In my discussions with people about used nuclear fuel management, I find many who believe that the Department of Energy is simply going to bury the used nuclear fuel at Yucca Mountain and walk away, trusting in the site’s natural geological characteristics and the engineered safety features of the containers to contain the waste by-products.

That’s not the plan, and it never has been the plan.

This facility will remain open and closely monitored for 100 to 300 years. The law requires an unspecified period of retrievability. NRC regulations require an ongoing confirmatory R&D program to verify the original assumptions based on new data and scientific development. And the Department of Energy’s Final Environmental Impact Statement describes this plan.

This period of monitoring, retrievability and confirmatory R&D should create confidence among the citizens of Nevada, and among all our nation’s citizens, that the repository is performing as designed, that public safety is assured and that the environment is protected. If there ever is a problem, the waste packages can be removed, and the problem corrected.

Extended monitoring and the ability to retrieve the casks also will allow us to recover the energy content in the fuel if it becomes cost-effective to do so, or if we choose to reprocess used fuel in order to reduce the volume and toxicity of the waste.
In the end, we believe the difficulties with Yucca Mountain are purely political, and have nothing to do with science.
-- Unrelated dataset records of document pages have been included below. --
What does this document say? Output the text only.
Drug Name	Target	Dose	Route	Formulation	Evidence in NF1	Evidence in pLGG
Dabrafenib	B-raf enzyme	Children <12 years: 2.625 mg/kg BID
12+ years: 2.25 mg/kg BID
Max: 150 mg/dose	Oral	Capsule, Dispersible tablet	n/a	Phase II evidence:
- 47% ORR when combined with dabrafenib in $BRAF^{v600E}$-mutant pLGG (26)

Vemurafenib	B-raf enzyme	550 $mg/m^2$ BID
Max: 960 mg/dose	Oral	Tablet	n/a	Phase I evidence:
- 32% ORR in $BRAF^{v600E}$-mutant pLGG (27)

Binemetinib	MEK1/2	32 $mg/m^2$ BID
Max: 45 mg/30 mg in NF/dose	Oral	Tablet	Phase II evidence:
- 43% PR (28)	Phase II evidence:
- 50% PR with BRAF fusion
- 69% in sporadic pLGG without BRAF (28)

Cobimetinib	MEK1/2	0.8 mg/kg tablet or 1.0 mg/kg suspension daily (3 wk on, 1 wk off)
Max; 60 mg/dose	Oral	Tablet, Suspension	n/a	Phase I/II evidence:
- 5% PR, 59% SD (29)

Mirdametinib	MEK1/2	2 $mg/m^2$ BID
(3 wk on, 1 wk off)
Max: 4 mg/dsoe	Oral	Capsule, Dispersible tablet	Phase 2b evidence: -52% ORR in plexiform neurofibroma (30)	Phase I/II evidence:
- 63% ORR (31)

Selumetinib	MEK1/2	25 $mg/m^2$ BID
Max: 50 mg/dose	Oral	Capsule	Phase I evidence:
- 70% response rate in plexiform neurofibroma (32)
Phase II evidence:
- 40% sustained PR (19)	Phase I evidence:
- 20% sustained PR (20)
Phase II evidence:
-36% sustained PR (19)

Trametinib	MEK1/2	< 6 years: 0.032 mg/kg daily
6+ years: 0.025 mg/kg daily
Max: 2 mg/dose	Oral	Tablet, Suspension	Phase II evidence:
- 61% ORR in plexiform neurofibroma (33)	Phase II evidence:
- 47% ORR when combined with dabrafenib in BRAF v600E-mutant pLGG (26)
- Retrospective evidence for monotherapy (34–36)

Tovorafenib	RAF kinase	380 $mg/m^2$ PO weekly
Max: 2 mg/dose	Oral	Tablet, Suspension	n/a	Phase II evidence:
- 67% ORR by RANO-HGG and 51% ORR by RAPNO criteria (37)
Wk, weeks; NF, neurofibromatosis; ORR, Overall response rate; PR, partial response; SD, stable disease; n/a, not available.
For more, I'd suggest that anyone who is interested should keep an eye on a hearing on Yucca Mountain scheduled for May 16 by the Senate Energy and Natural Resources Committee.

UPDATE: My colleague, Lisa Stiles-Shell, who actually wrote her Masters thesis at M.I.T. on the fuel at Hanford, offers the following:
Commercial power reactor fuel and Hanford spent fuel are completely different in design, function, and condition. Because of these differences (cladding, fuel form, storage conditions) Hanford fuel is much more challenging to stabilize than commercial fuel.